2019 - REPORT- NORTH AMERICAN AND EUROPEAN APPROACHES TO DIGITAL MARKETS AND CYBER SECURITY

Jean-Marie Bockel (France)

12 October 2019

This ESCTER report was adopted on Saturday 12 October 2019 by the Economic and Security Committee at the 65th Annual Session of the NATO Parliamentary Assembly in London, United Kingdom.

 

The global economy is increasingly shaped by developments in digital technologies. These changes are not only affecting the high technology sector, but they are also restructuring almost all industries including traditional sectors like agriculture, basic manufacturing, retail markets and transportation. Moreover, access to this critical technology is expanding rapidly.  The optimism that originally surrounded the digital revolution is now tempered by mounting security concerns, a burgeoning threat to privacy and the emergence of a digital divide between those who have mastered the technology and those who barely have access to it and who therefore cannot share in its benefits.

Digital technology has also greatly facilitated the manipulation of democratic politics and public opinion in ways that few would have imagined when this technology first emerged. As the Russian hack of the Democratic National Committee and Hillary Clinton’s key advisors demonstrated, if not properly protected, digital devices and infrastructure can leave open democracies vulnerable to foreign manipulation and massive propaganda campaigns with potentially devastating consequences. The Internet has now become an arena of criminal activity and intense state competition that can be a source of genuine vulnerability and threat.
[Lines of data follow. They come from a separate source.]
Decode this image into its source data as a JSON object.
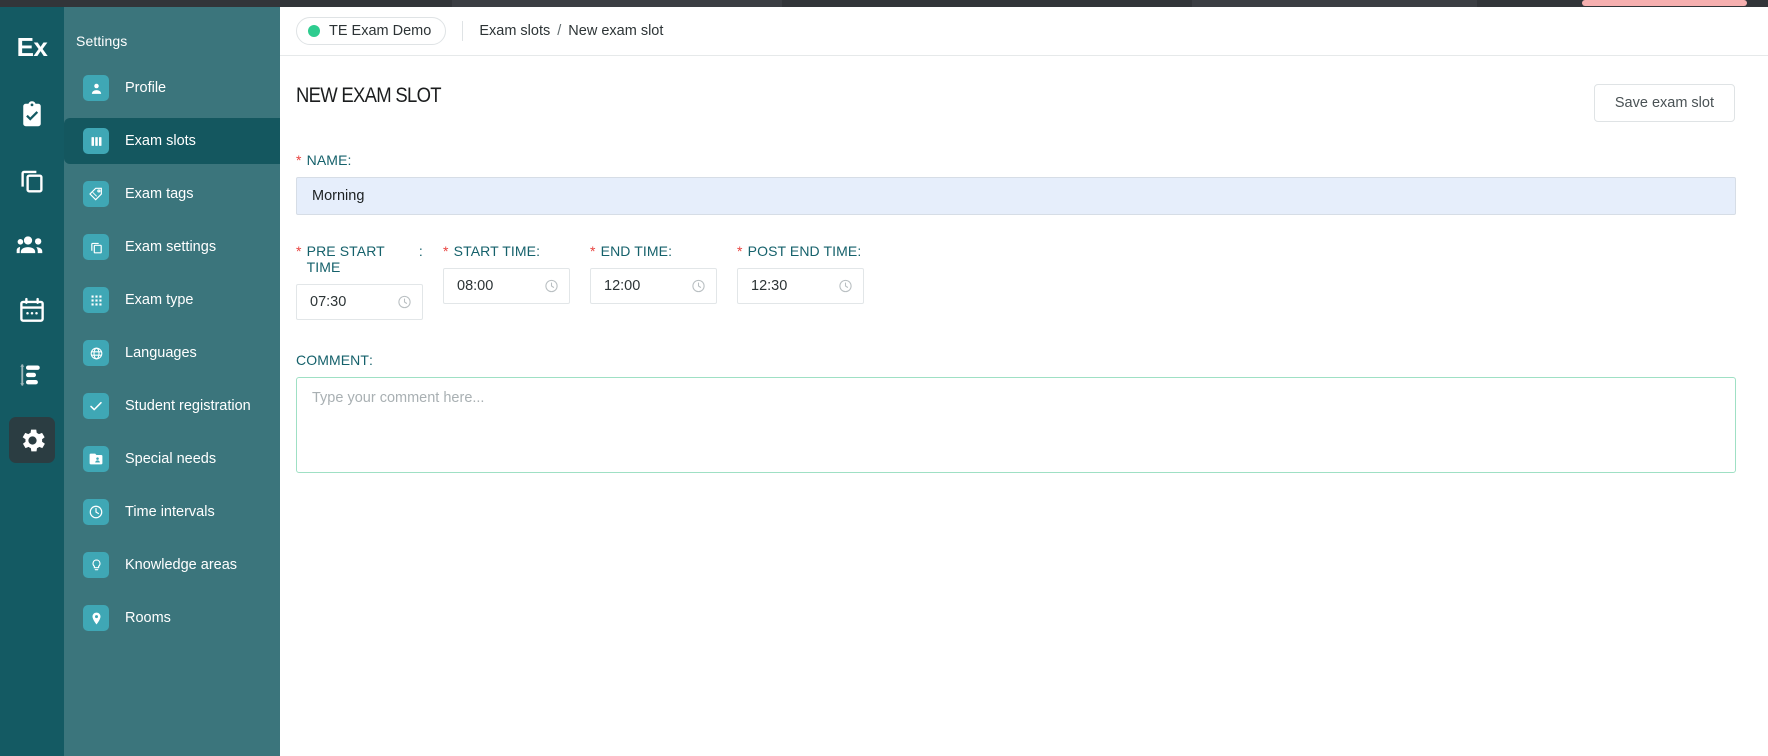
{
  "brand": {
    "logo_text": "Ex"
  },
  "icon_rail": {
    "items": [
      {
        "name": "exams",
        "icon": "clipboard-check-icon",
        "active": false
      },
      {
        "name": "copies",
        "icon": "copy-icon",
        "active": false
      },
      {
        "name": "students",
        "icon": "people-icon",
        "active": false
      },
      {
        "name": "calendar",
        "icon": "calendar-icon",
        "active": false
      },
      {
        "name": "planning",
        "icon": "sliders-icon",
        "active": false
      },
      {
        "name": "settings",
        "icon": "gear-icon",
        "active": true
      }
    ]
  },
  "sidebar": {
    "title": "Settings",
    "items": [
      {
        "label": "Profile",
        "icon": "person-icon",
        "active": false
      },
      {
        "label": "Exam slots",
        "icon": "columns-icon",
        "active": true
      },
      {
        "label": "Exam tags",
        "icon": "tag-icon",
        "active": false
      },
      {
        "label": "Exam settings",
        "icon": "copy-icon",
        "active": false
      },
      {
        "label": "Exam type",
        "icon": "grid-icon",
        "active": false
      },
      {
        "label": "Languages",
        "icon": "globe-icon",
        "active": false
      },
      {
        "label": "Student registration",
        "icon": "check-icon",
        "active": false
      },
      {
        "label": "Special needs",
        "icon": "id-card-icon",
        "active": false
      },
      {
        "label": "Time intervals",
        "icon": "clock-icon",
        "active": false
      },
      {
        "label": "Knowledge areas",
        "icon": "lightbulb-icon",
        "active": false
      },
      {
        "label": "Rooms",
        "icon": "location-pin-icon",
        "active": false
      }
    ]
  },
  "breadcrumb": {
    "workspace": "TE Exam Demo",
    "workspace_status_color": "#2ecc8f",
    "parent": "Exam slots",
    "separator": "/",
    "current": "New exam slot"
  },
  "page": {
    "title": "NEW EXAM SLOT",
    "save_label": "Save exam slot"
  },
  "form": {
    "name": {
      "label": "NAME",
      "required_marker": "*",
      "colon": ":",
      "value": "Morning"
    },
    "pre_start_time": {
      "label": "PRE START TIME",
      "required_marker": "*",
      "colon": ":",
      "value": "07:30"
    },
    "start_time": {
      "label": "START TIME",
      "required_marker": "*",
      "colon": ":",
      "value": "08:00"
    },
    "end_time": {
      "label": "END TIME",
      "required_marker": "*",
      "colon": ":",
      "value": "12:00"
    },
    "post_end_time": {
      "label": "POST END TIME",
      "required_marker": "*",
      "colon": ":",
      "value": "12:30"
    },
    "comment": {
      "label": "COMMENT",
      "colon": ":",
      "value": "",
      "placeholder": "Type your comment here..."
    }
  },
  "colors": {
    "rail": "#145a63",
    "sidebar": "#3b757c",
    "sidebar_active": "#14575f",
    "nav_icon": "#3fa7b5",
    "label_teal": "#15616b",
    "required_red": "#e8433f",
    "autofill_blue": "#e6eefb",
    "comment_border": "#9fe0c4"
  }
}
It is therefore increasingly subject to defensive regulation by governments asserting fundamental sovereignty claims and is no longer understood simply as an idealistic expression of the global commons. 

This report explores the recent evolution of the digital economy as well as the economic and security challenges it poses both to North America and Europe. It considers how countries are responding to these challenges, often in an uncoordinated fashion and looks at the specific security challenges posed by China and Russia. It also looks at specific areas of tension between Europe and the United States in areas such as data privacy and market regulation.  It concludes that revolutionary economic changes demand paradigmatic shifts in government regulations and international collaboration. Democracies need to work together as they face both economic competition and digital security and economic challenges from rivals guided by very different political, social and international objectives. They must do so with shared societal values in mind, including defending democratic norms and institutions, protecting individual rights including privacy, defending national and collective security interests, preventing the emergence of corporate monopolies, taxing entities that operate so seamlessly across borders and deterring cyber-attacks.